Fashion magazines and advertising are guilty of depicting racial stereotypes, too. In August 2011, Vogue Italia's website featured an accessory they called "Slave Earrings" with the tagline, "A classic always in evolution." After the inevitable backlash, they changed the title to "Ethnic Earrings" and posted a statement that it wasn't their intention to insult anyone. That same year, the skin lotion company Nivea issued an apology on their Facebook page for their "Look Like You Give a Damn Campaign" in which a clean-cut black man held the head of a caveman lookalike with dark skin and an Afro.
To be fair, not everyone's outraged. Most likely, the people buying the magazine aren't exactly reading too much into the photos. The Swimsuit Issue's Facebook page has 200,000 likes. As one commenter puts it: "I'll be buying my issue this weekend. I sure hope they don't sell out...."
The whole idea behind Affirmative Action is to use minorities as props in Academia and the Corporate World.
It goes without saying that they are part of the Gawker network, which published the names of NYC CCW holders in response to the suburban newspaper that did the same, then went on twitter to disparage anyone who called them out on it.
The entire Gawker network is scum and I urge everyone to never visit any of their sites, listed here.
SI sexually exploiting and objectifying women, duh
but at least they aren’t nude with paint this year
This may require some additional research and very close scrutiny :)

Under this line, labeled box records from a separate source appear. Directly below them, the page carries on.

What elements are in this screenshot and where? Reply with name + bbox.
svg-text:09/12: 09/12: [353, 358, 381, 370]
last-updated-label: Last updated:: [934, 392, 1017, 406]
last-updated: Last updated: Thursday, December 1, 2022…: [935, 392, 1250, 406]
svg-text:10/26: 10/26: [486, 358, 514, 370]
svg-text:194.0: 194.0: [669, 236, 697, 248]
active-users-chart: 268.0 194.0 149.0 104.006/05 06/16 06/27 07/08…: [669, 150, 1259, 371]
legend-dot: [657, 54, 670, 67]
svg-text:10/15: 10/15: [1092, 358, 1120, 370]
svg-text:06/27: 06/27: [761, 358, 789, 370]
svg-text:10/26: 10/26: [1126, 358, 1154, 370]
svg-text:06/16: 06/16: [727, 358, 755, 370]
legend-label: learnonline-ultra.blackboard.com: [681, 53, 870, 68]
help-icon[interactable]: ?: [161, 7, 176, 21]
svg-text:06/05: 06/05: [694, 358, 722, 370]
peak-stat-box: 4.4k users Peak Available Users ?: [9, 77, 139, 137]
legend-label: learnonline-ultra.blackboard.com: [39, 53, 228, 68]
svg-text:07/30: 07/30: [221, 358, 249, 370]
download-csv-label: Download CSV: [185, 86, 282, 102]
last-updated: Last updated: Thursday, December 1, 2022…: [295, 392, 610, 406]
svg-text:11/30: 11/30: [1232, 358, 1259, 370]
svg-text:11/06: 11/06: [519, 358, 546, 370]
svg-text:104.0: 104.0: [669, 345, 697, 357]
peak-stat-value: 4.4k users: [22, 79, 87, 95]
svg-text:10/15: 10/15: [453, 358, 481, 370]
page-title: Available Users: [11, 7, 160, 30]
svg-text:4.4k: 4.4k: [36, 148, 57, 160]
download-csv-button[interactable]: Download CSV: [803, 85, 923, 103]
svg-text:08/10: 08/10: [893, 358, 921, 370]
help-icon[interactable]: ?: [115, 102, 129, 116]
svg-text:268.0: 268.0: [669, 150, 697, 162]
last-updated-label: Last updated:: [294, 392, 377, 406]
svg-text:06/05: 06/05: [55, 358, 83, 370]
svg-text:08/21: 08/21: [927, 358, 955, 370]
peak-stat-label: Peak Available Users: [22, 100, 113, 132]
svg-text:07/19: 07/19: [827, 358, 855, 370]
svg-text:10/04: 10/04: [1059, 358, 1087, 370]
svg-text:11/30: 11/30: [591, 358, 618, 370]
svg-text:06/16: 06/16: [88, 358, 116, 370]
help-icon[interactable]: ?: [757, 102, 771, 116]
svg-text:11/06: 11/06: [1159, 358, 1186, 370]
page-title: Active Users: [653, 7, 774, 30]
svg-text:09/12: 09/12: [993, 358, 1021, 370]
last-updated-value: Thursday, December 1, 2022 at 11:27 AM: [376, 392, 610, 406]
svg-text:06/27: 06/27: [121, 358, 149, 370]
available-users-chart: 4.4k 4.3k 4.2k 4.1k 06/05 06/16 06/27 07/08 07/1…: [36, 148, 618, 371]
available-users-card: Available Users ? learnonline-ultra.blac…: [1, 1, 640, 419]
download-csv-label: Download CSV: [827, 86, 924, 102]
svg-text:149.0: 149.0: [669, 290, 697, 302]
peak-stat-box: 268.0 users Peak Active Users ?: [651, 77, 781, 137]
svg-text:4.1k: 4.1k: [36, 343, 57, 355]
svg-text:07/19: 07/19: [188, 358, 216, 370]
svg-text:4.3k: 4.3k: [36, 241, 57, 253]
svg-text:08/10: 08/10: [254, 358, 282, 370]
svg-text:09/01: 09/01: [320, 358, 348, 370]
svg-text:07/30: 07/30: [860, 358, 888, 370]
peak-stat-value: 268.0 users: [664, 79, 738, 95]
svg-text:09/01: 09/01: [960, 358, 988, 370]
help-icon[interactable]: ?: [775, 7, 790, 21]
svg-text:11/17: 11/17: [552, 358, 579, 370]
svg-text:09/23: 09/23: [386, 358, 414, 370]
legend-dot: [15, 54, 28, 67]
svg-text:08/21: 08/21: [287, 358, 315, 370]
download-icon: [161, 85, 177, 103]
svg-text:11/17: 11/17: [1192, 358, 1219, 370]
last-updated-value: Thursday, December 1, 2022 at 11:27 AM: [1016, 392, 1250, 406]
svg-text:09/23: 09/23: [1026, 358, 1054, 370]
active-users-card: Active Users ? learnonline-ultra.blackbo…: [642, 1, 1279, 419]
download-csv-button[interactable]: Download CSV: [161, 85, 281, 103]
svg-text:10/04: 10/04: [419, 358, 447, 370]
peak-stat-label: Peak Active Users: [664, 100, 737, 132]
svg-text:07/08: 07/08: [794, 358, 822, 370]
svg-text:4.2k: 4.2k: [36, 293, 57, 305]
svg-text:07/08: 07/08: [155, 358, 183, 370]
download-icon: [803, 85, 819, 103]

Its the yearly paen to white beauty (ftr the black model is very pretty)and how this must kill the fems and their anti-white allies. Too bad, though like that fraud Playboy mag and its leftism I find both stupidly hypocritical.
Are there women in in the swimsuit issue? I like looking at locales.
There is one picture of Kate Upton wearing only a scarf (strategically placed).
Hmmm Something we can agree on.
"...I only buy the mag to read sports stories and articles, maybe the occasional advert that might grab my interests...I often find the mag boring and dull"
You don’t get many of those by the pound
What was the line from the old Warner cartoons?
Oh yeah. “...Mama buy me that”.
That is a beautiful cloud formation in the background. What is there not to like about nature and the natural.
What is it about libtards to think, on one hand, that people can be rewired to conform to their version of political correctness but, on the other hand, are no more capable of controlling their sexual actions than a dog in heat?
I recently re-upped my subscription (it was free, for 6 months anyway). It had been a few years since I'd perused a copy of SI's swimsuit edition. I was rather surprised to see - on the last page - fully naked models.
Not that I'm complaining. But, it was a little surprising.
Another day, another complaint of evil “racism.” Yawn.
That “scarf” looks digital, painted on; not that I’m complaining, of course!
she is nude with full body paint and her hoo ha Photoshopped.